What of those who die without Baptism? Well, assuming that the Catholic Church is the true Church of Christ (which it is):

All those in Heaven are Catholics. The reason is simple. They can now all SEE – no longer by Faith but by experience – the Holy Trinity, the Mother of God in her majesty, they can see the saints, they can see Purgatory... {incidentally, that is why - as S. Paul writes in Corinthians, there will not be either Faith nor Hope in Heaven, but there will be Charity...} It is infallible Catholic teaching that all those in Heaven must have become members of the Catholic Church before their souls left their bodies. It is 'the common opinion' that God allows each soul, at some point of their life, even the very last moment, a glimpse of Himself in one form or another, and the ability to exercise their Free Will.
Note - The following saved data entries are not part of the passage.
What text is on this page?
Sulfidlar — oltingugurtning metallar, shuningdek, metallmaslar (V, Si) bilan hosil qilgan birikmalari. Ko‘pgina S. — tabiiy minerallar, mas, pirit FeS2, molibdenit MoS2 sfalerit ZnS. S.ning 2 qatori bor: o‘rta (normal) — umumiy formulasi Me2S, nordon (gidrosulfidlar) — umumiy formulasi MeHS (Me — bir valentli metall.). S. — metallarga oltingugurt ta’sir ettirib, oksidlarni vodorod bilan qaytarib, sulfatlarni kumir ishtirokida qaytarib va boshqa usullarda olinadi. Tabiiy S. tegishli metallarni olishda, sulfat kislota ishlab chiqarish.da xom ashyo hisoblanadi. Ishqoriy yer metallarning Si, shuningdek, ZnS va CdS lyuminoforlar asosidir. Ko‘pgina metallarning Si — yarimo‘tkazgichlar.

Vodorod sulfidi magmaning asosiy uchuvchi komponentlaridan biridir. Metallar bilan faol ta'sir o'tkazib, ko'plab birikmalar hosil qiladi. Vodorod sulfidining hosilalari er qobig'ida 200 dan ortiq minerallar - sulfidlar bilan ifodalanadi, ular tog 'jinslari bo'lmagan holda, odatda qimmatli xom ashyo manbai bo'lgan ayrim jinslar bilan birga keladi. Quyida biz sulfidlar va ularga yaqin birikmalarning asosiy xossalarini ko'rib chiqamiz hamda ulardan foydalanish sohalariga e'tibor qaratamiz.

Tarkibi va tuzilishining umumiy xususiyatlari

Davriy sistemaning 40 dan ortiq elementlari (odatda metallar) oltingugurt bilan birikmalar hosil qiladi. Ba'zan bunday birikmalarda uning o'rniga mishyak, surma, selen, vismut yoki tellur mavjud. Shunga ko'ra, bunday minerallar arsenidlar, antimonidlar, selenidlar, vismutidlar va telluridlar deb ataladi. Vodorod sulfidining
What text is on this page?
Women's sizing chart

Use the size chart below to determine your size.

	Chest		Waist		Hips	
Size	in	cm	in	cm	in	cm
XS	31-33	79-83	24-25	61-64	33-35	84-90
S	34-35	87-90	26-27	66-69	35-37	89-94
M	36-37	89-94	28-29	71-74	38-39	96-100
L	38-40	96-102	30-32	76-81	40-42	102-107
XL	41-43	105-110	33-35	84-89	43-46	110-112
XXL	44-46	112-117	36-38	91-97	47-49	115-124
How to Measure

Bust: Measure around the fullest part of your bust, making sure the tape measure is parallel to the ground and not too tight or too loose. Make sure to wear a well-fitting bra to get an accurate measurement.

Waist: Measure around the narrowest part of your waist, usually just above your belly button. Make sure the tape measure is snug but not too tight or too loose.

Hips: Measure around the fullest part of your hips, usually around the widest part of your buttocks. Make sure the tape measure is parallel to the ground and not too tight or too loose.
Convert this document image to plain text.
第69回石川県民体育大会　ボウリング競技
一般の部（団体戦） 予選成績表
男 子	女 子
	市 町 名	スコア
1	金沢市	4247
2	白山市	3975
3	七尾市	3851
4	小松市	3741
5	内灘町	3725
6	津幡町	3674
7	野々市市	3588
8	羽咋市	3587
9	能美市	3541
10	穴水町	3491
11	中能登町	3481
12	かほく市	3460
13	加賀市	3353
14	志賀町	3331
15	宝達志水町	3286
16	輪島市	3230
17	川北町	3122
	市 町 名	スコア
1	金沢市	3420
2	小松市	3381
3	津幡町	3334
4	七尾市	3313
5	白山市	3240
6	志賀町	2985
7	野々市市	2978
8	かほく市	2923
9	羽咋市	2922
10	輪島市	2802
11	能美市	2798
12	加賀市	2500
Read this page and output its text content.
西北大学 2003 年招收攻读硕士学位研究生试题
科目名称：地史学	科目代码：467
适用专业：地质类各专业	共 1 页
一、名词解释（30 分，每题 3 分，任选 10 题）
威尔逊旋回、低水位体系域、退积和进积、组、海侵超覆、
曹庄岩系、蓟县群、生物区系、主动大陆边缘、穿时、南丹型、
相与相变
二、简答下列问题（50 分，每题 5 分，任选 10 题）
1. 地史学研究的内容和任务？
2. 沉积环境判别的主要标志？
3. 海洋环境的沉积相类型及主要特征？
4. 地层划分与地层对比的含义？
The hardened sinners are filled with terror and loathing; however many, we may believe, give a glad cry, 'So it was YOU all the time!'

In modern years we understand now much more of the difficulties people may have in seeing clearly: wrong ideas implanted in childhood, emotional traumas that cloud our intellect, plausible but false reasonings... Their final conversion need not be visible to those of us still on this Earth. It is a serious sin to state, and believe, that a particular named person is in hell because he did not repent (or believe). We are not privy to their final thoughts. We do not know how many of these people there are: but one of the very few whom we have been told as a fact went to Paradise was Dismas, the Good Thief, who had lived a life of crime. We are told by Our Lord to 'make disciples of all nations and baptize them' ... we were not invited to speculate on how many 'virtuous pagans' obtained the Grace of conversion in their last breath. But the Church has always warned very strongly against complacency on this matter. For one thing, only the soul in a State of Grace can actually please God and merit on the supernatural level. If one does genuinely understand that the Catholic church was truly instituted by Christ, then it would be a mortal sin to refuse to convert. Unfortunately, there are those who deep down do understand that the Catholic Church is the true one, but for reasons of sloth or attachment to sins, refuse to convert. This is indeed a mortal sin.

But S. Therese, the Little Flower, (and declared a Doctor of the Church) spoke of the souls who are innocently in ignorance of these things. Heaven is like a garden, she wrote, and God desires some souls to be like towering trees, others like huge and splendid flowers. Others are quiet bedding plants ... and the Virtuous Pagans, saved at the end and therefore unable to merit in this life, are His wildflowers, whom He also loves very much.